The ASD is located in the area of the fossa ovalis and shunting occurs between two low-pressure circulations. Despite a large volume of shunting resulting in a marked increase in pulmonary blood flow, pulmonary artery pressure remains low over many years. These patients are generally asymptomatic throughout childhood and adolescence but may develop mild pulmonary hypertension in the third and fourth decades of life. In this lesion, the right ventricle is volume-overloaded. Treatment consists of elective closure of the defect during later childhood either surgically or with an intracardiac device. The main anesthetic concern in asymp-tomatic patients is prevention of systemic embolization from injection of air or debris from IV lines. Endocarditis prophylaxis is necessary only if it is within 6 months of repair or after 6 months if there is a residual lesion present.
Small VSDs restrict the amount of left-to-right shunting and thereby limit the hemodynamic consequences. With a large defect (approximating the size of the normal age-appropriate aortic orifice or larger), there is no restriction to flow and shunting depends largely on the relative ratio of the PVR to systemic vascular resistance (SVR).
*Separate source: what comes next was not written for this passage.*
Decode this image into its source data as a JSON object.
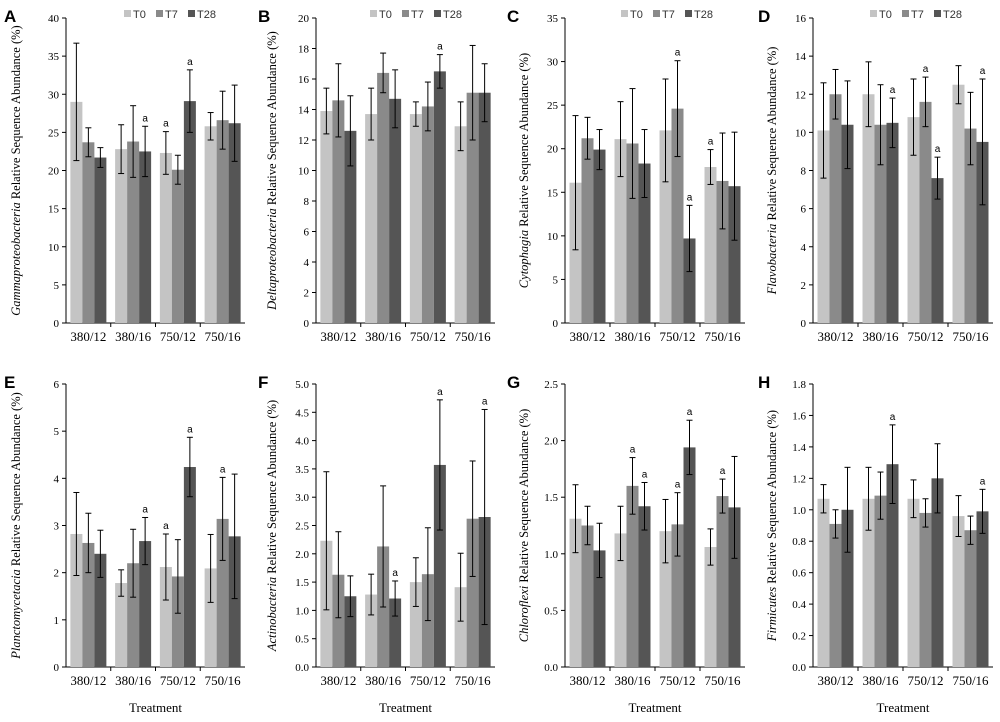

In the early neonatal period, the PVR is high and the patient may have no signs or symptoms related to the VSD. As PVR declines during the second to third weeks of life, the left-to-right shunting increases and may result in congestive heart failure due to the volume overload on the left ventri-cle. In this lesion, the pulmonary vascular bed is exposed to increased blood flow and systemic blood pressure.
An estimated 25–50% of small to moderate-sized VSDs close spontaneously, generally during the first year of life. Many become smaller throughout life and remain benign. Probably less than 5% of large VSDs undergo spontaneous closure. Surgery is indicated for primary closure of the defect during the first year of life in infants with congestive heart failure and failure to thrive despite medical therapy. Failure to close a large VSD will lead to progressive pulmonary vascular obstructive disease, particularly after the second year of life.
Before the development of pulmonary vascular disease, the volume of the shunt may be manipulated by changing PVR and/or SVR. High oxygen concentrations, hyperven-tilation, and alkalosis lead to pulmonary vasodilation and may cause massive increases in left-to-right shunting. With the limited cardiac output of the small infant, this can lead to severe systemic underperfusion and cardiovascular collapse. Increased afterload will lead to an increase in left-to-right shunting as long as PVR is less than SVR. Most patients with large shunts are, therefore, on anticongestive medications (digoxin and lasix) and an afterload-reducing agent (angiotensin converting enzyme inhibitor) prior to cardiac surgery or if only medically managed.
Large PDAs present clinically in a similar way to large VSDs and are managed surgically or with a device closure to protect the pulmonary vascular bed.